(The following article appeared in the 15 March 2000 edition of the Saint Louis Post-Dispatch and is copyrighted by them. It is reproduced here only as a temporary measure for educational discussion purposes and will be removed as soon as the Post-Dispatch indexes it electronically for free public retrieval via the Internet.
Academic Free Speech Doesn't Seem to Exist Without Job Security
By Diana Umali
AS an undergraduate student, my grasp of tenure and its specifics at St. Louis University is not as firm as I would like it to be. Academic freedom refers to what I have been fortunate enough to experience -- faculty members who not only teach the curriculum but also exercise the freedoms of thought, communication and action in their classes and their lives.
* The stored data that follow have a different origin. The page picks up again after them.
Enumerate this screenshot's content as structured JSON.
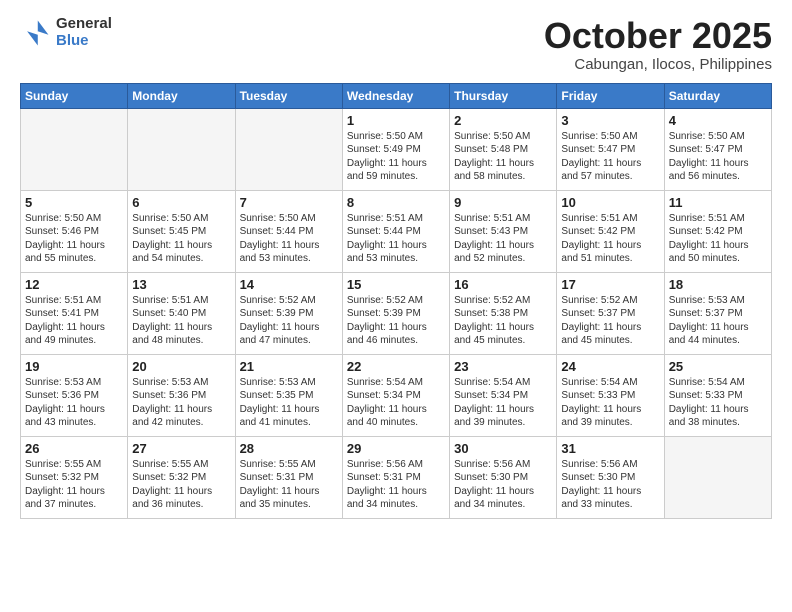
{
  "header": {
    "logo_general": "General",
    "logo_blue": "Blue",
    "month_title": "October 2025",
    "location": "Cabungan, Ilocos, Philippines"
  },
  "weekdays": [
    "Sunday",
    "Monday",
    "Tuesday",
    "Wednesday",
    "Thursday",
    "Friday",
    "Saturday"
  ],
  "weeks": [
    [
      {
        "day": "",
        "info": ""
      },
      {
        "day": "",
        "info": ""
      },
      {
        "day": "",
        "info": ""
      },
      {
        "day": "1",
        "info": "Sunrise: 5:50 AM\nSunset: 5:49 PM\nDaylight: 11 hours\nand 59 minutes."
      },
      {
        "day": "2",
        "info": "Sunrise: 5:50 AM\nSunset: 5:48 PM\nDaylight: 11 hours\nand 58 minutes."
      },
      {
        "day": "3",
        "info": "Sunrise: 5:50 AM\nSunset: 5:47 PM\nDaylight: 11 hours\nand 57 minutes."
      },
      {
        "day": "4",
        "info": "Sunrise: 5:50 AM\nSunset: 5:47 PM\nDaylight: 11 hours\nand 56 minutes."
      }
    ],
    [
      {
        "day": "5",
        "info": "Sunrise: 5:50 AM\nSunset: 5:46 PM\nDaylight: 11 hours\nand 55 minutes."
      },
      {
        "day": "6",
        "info": "Sunrise: 5:50 AM\nSunset: 5:45 PM\nDaylight: 11 hours\nand 54 minutes."
      },
      {
        "day": "7",
        "info": "Sunrise: 5:50 AM\nSunset: 5:44 PM\nDaylight: 11 hours\nand 53 minutes."
      },
      {
        "day": "8",
        "info": "Sunrise: 5:51 AM\nSunset: 5:44 PM\nDaylight: 11 hours\nand 53 minutes."
      },
      {
        "day": "9",
        "info": "Sunrise: 5:51 AM\nSunset: 5:43 PM\nDaylight: 11 hours\nand 52 minutes."
      },
      {
        "day": "10",
        "info": "Sunrise: 5:51 AM\nSunset: 5:42 PM\nDaylight: 11 hours\nand 51 minutes."
      },
      {
        "day": "11",
        "info": "Sunrise: 5:51 AM\nSunset: 5:42 PM\nDaylight: 11 hours\nand 50 minutes."
      }
    ],
    [
      {
        "day": "12",
        "info": "Sunrise: 5:51 AM\nSunset: 5:41 PM\nDaylight: 11 hours\nand 49 minutes."
      },
      {
        "day": "13",
        "info": "Sunrise: 5:51 AM\nSunset: 5:40 PM\nDaylight: 11 hours\nand 48 minutes."
      },
      {
        "day": "14",
        "info": "Sunrise: 5:52 AM\nSunset: 5:39 PM\nDaylight: 11 hours\nand 47 minutes."
      },
      {
        "day": "15",
        "info": "Sunrise: 5:52 AM\nSunset: 5:39 PM\nDaylight: 11 hours\nand 46 minutes."
      },
      {
        "day": "16",
        "info": "Sunrise: 5:52 AM\nSunset: 5:38 PM\nDaylight: 11 hours\nand 45 minutes."
      },
      {
        "day": "17",
        "info": "Sunrise: 5:52 AM\nSunset: 5:37 PM\nDaylight: 11 hours\nand 45 minutes."
      },
      {
        "day": "18",
        "info": "Sunrise: 5:53 AM\nSunset: 5:37 PM\nDaylight: 11 hours\nand 44 minutes."
      }
    ],
    [
      {
        "day": "19",
        "info": "Sunrise: 5:53 AM\nSunset: 5:36 PM\nDaylight: 11 hours\nand 43 minutes."
      },
      {
        "day": "20",
        "info": "Sunrise: 5:53 AM\nSunset: 5:36 PM\nDaylight: 11 hours\nand 42 minutes."
      },
      {
        "day": "21",
        "info": "Sunrise: 5:53 AM\nSunset: 5:35 PM\nDaylight: 11 hours\nand 41 minutes."
      },
      {
        "day": "22",
        "info": "Sunrise: 5:54 AM\nSunset: 5:34 PM\nDaylight: 11 hours\nand 40 minutes."
      },
      {
        "day": "23",
        "info": "Sunrise: 5:54 AM\nSunset: 5:34 PM\nDaylight: 11 hours\nand 39 minutes."
      },
      {
        "day": "24",
        "info": "Sunrise: 5:54 AM\nSunset: 5:33 PM\nDaylight: 11 hours\nand 39 minutes."
      },
      {
        "day": "25",
        "info": "Sunrise: 5:54 AM\nSunset: 5:33 PM\nDaylight: 11 hours\nand 38 minutes."
      }
    ],
    [
      {
        "day": "26",
        "info": "Sunrise: 5:55 AM\nSunset: 5:32 PM\nDaylight: 11 hours\nand 37 minutes."
      },
      {
        "day": "27",
        "info": "Sunrise: 5:55 AM\nSunset: 5:32 PM\nDaylight: 11 hours\nand 36 minutes."
      },
      {
        "day": "28",
        "info": "Sunrise: 5:55 AM\nSunset: 5:31 PM\nDaylight: 11 hours\nand 35 minutes."
      },
      {
        "day": "29",
        "info": "Sunrise: 5:56 AM\nSunset: 5:31 PM\nDaylight: 11 hours\nand 34 minutes."
      },
      {
        "day": "30",
        "info": "Sunrise: 5:56 AM\nSunset: 5:30 PM\nDaylight: 11 hours\nand 34 minutes."
      },
      {
        "day": "31",
        "info": "Sunrise: 5:56 AM\nSunset: 5:30 PM\nDaylight: 11 hours\nand 33 minutes."
      },
      {
        "day": "",
        "info": ""
      }
    ]
  ]
}
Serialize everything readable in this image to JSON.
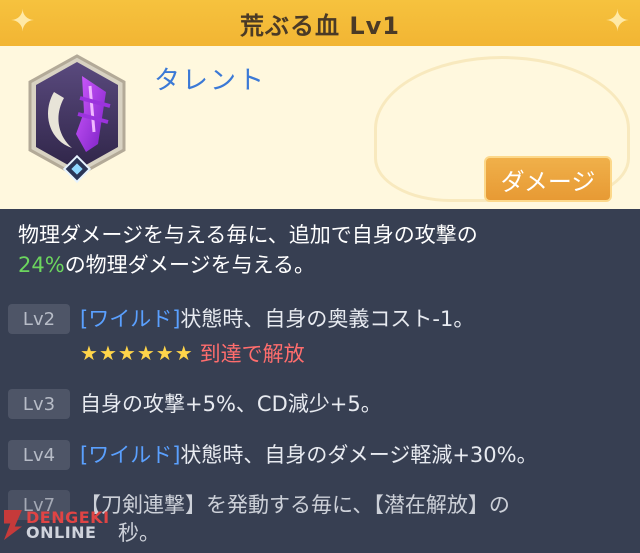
{
  "header": {
    "title": "荒ぶる血 Lv1"
  },
  "skill": {
    "type_label": "タレント",
    "category_tag": "ダメージ",
    "icon_name": "claw-slash-icon"
  },
  "description": {
    "line1": "物理ダメージを与える毎に、追加で自身の攻撃の",
    "percent": "24%",
    "line2_rest": "の物理ダメージを与える。"
  },
  "levels": [
    {
      "badge": "Lv2",
      "keyword": "[ワイルド]",
      "text": "状態時、自身の奥義コスト-1。",
      "stars": 6,
      "unlock_text": "到達で解放"
    },
    {
      "badge": "Lv3",
      "keyword": "",
      "text": "自身の攻撃+5%、CD減少+5。"
    },
    {
      "badge": "Lv4",
      "keyword": "[ワイルド]",
      "text": "状態時、自身のダメージ軽減+30%。"
    },
    {
      "badge": "Lv7",
      "keyword": "",
      "text": "【刀剣連撃】を発動する毎に、【潜在解放】の",
      "text2": "秒。"
    }
  ],
  "watermark": {
    "line1": "DENGEKI",
    "line2": "ONLINE"
  },
  "colors": {
    "title_bar": "#f6c23e",
    "top_panel": "#fff8de",
    "bottom_panel": "#373f52",
    "keyword": "#5aa0ff",
    "percent": "#6cd65e",
    "unlock": "#ff6d6d",
    "tag": "#e79a34"
  }
}
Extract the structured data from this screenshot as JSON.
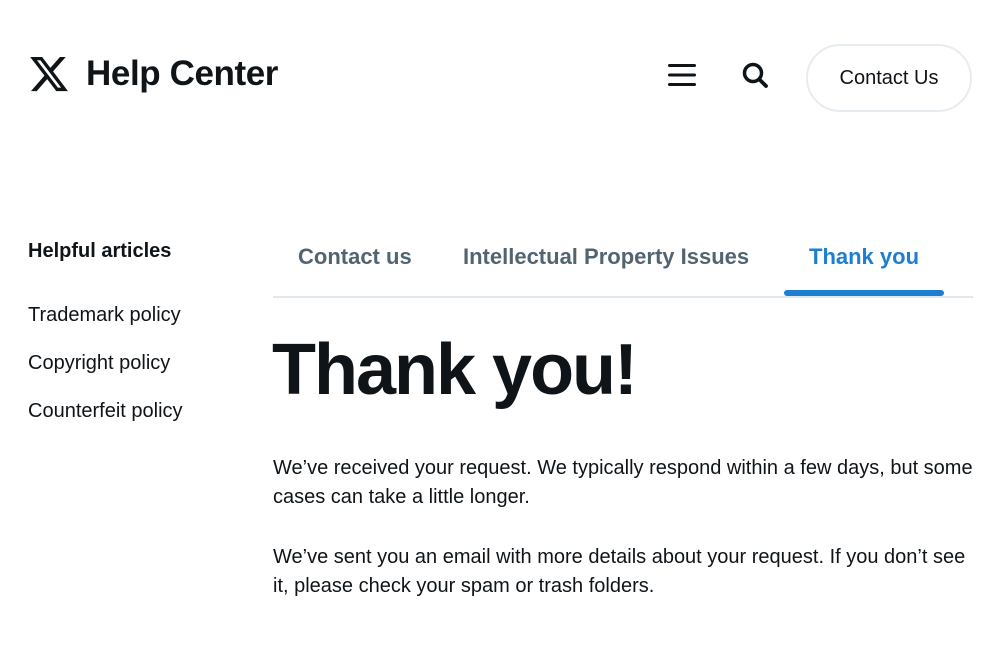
{
  "header": {
    "brand_title": "Help Center",
    "contact_label": "Contact Us",
    "logo_icon": "x-logo-icon",
    "menu_icon": "hamburger-menu-icon",
    "search_icon": "search-icon"
  },
  "sidebar": {
    "heading": "Helpful articles",
    "items": [
      {
        "label": "Trademark policy"
      },
      {
        "label": "Copyright policy"
      },
      {
        "label": "Counterfeit policy"
      }
    ]
  },
  "tabs": [
    {
      "label": "Contact us",
      "active": false
    },
    {
      "label": "Intellectual Property Issues",
      "active": false
    },
    {
      "label": "Thank you",
      "active": true
    }
  ],
  "main": {
    "headline": "Thank you!",
    "paragraphs": [
      "We’ve received your request. We typically respond within a few days, but some cases can take a little longer.",
      "We’ve sent you an email with more details about your request. If you don’t see it, please check your spam or trash folders."
    ]
  },
  "colors": {
    "accent": "#1d7fd1",
    "text": "#0f1419",
    "muted": "#536471",
    "border": "#e1e8ed"
  }
}
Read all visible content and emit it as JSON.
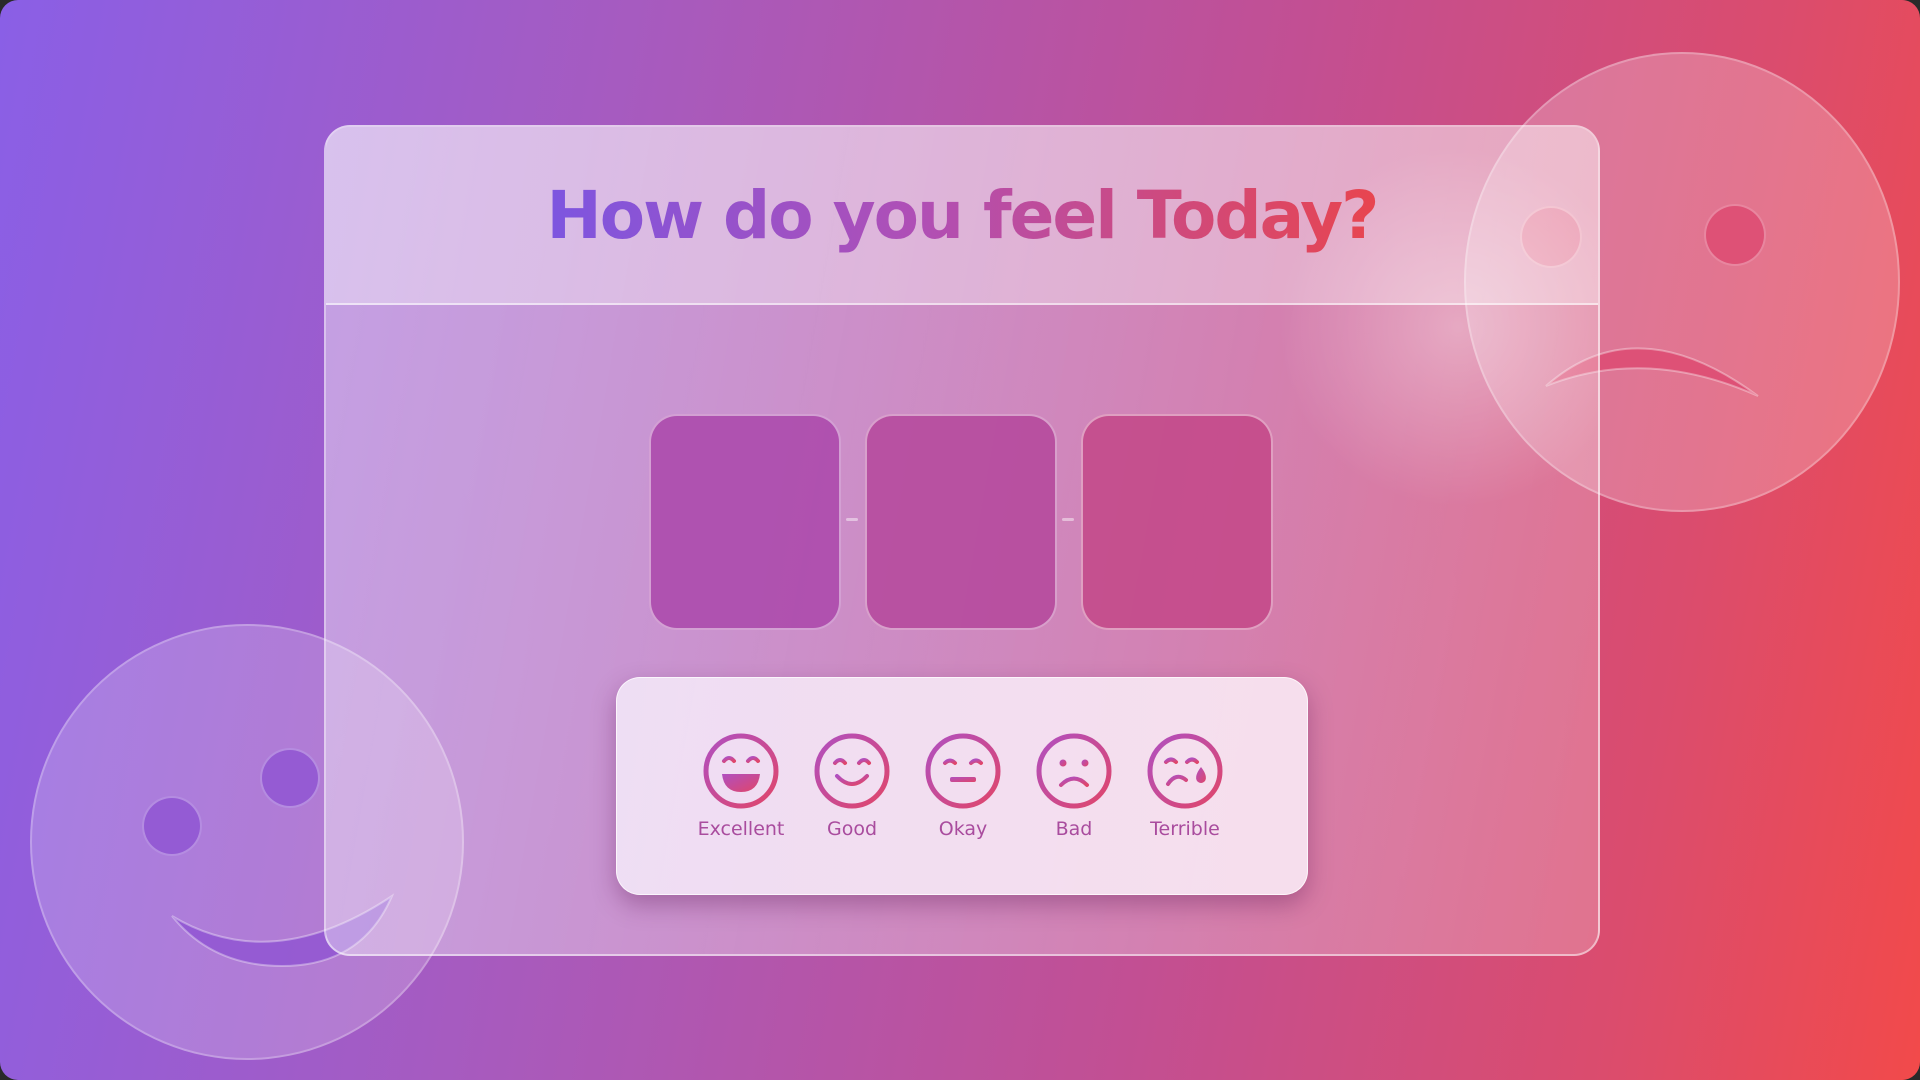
{
  "title": "How do you feel Today?",
  "colors": {
    "gradient_start": "#8a5fe6",
    "gradient_end": "#f24a4a",
    "title_start": "#7d55e0",
    "title_end": "#e8454f",
    "label": "#a94c9e"
  },
  "slots_count": 3,
  "options": [
    {
      "label": "Excellent",
      "icon": "grin-face-icon"
    },
    {
      "label": "Good",
      "icon": "smiling-face-icon"
    },
    {
      "label": "Okay",
      "icon": "neutral-face-icon"
    },
    {
      "label": "Bad",
      "icon": "frowning-face-icon"
    },
    {
      "label": "Terrible",
      "icon": "crying-face-icon"
    }
  ]
}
I know that tenure is a contractual agreement to a professor's continual employment. Only in extreme cases, including criminal or immoral actions, can a tenured professor's contract be terminated. Granting a professor tenure guarantees that individual the freedom to determine his or her own teaching methods and materials, no matter how much they may deviate from the norm.
The connection between academic freedom and tenure is more complex.
Last spring, a series of related events shaped my understanding of how academic freedom and tenure are connected.
In March 1999, a sudden and hefty increase in parking prices prompted an examination of shared governance -- not only by students but by faculty members, including those of tenured rank.
Following the wave of protests and criticism aimed at upper administration, a Riverfront Times article quoted Kim Tucci's view on academic tenure. Tucci, a member of the Board of Trustees, defended the administration and criticized anonymous faculty who condemned President Lawrence Biondi, S.J. "I don't believe in tenure," Tucci stated. "It's the biggest joke in the whole world."
When I later spoke with Tucci, he clarified his statement, saying that he did not believe in tenure for those faculty who publicly denounced the administration. However, he stated that he does believe that there are professors who earn respect in their academic fields and thus should he granted tenure.
For a faculty member's view, I spoke with Ellen Carnaghan, associate professor of the political science department at SLU. "Tenure puts faculty in a position where they don't have to worry about what others think. We are free to be critical without having to worry about repercussions for what we say," Carnaghan said.
THIS brings us back to the connection and comparison of academic freedom and academic tenure. No faculty member should feel that he or she cannot introduce new ideas into the classroom, especially those ideas that challenge students to consider new perspectives.
In this sense, I agree with Carnaghan's view that faculty should not be punished for their academic opinions. At the very essence of education is the development of one's ability to think.
Since when did examining and questioning even the most fundamental truths conflict with a university's commitment to academic excellence?
Indeed, Tucci's statement that tenured professors have earned that contractual status because of research and excellence in their respective fields can hardly be refuted. And it is a professor's responsibility to continue that excellence for the remainder of his or her career.
Nontenured faculty may well choose to remain anonymous when criticizing the university because they fear being reprimanded. Should they fear being reprimanded? Ideally, no. But in reality, nontenured faculty have a long ladder to climb. At the risk of sounding trite, the phrase "If you can't say anything nice, don't say anything at all" fits all too well, as nontenured faculty face the scrutiny of those perched on the ladder's upper rungs. The fear of losing one's job is more than sufficient reason for a nontenured professor to exercise caution. The true advantage of tenure is freedom from fear.
The U.S. Constitution is a piece of paper. What makes it invaluable are the ideas written down in ink that boldly states, "This is what we believe." Take away the piece of paper and the ideas still exist. A contract granting tenure is also a piece of paper. It is a safety net, a security blanket for the professor and his or her ideas. But even without it, faculty will continue to form their opinions and share them with students.
The shared governance issue and how that prompted tenured faculty to criticize the administration became inappropriately connected with tenure.
Academic tenure should refer to education. Anyone should have the right to criticize the university, tenured or nontenured. Freedom of speech is a constitutional right. Denying anyone the right to scrutinize administrative processes and express his or her opinions, no matter how unfavorable, is taking away that basic freedom.
Diana Umali, a junior at St. Louis University, is news editor of The University News.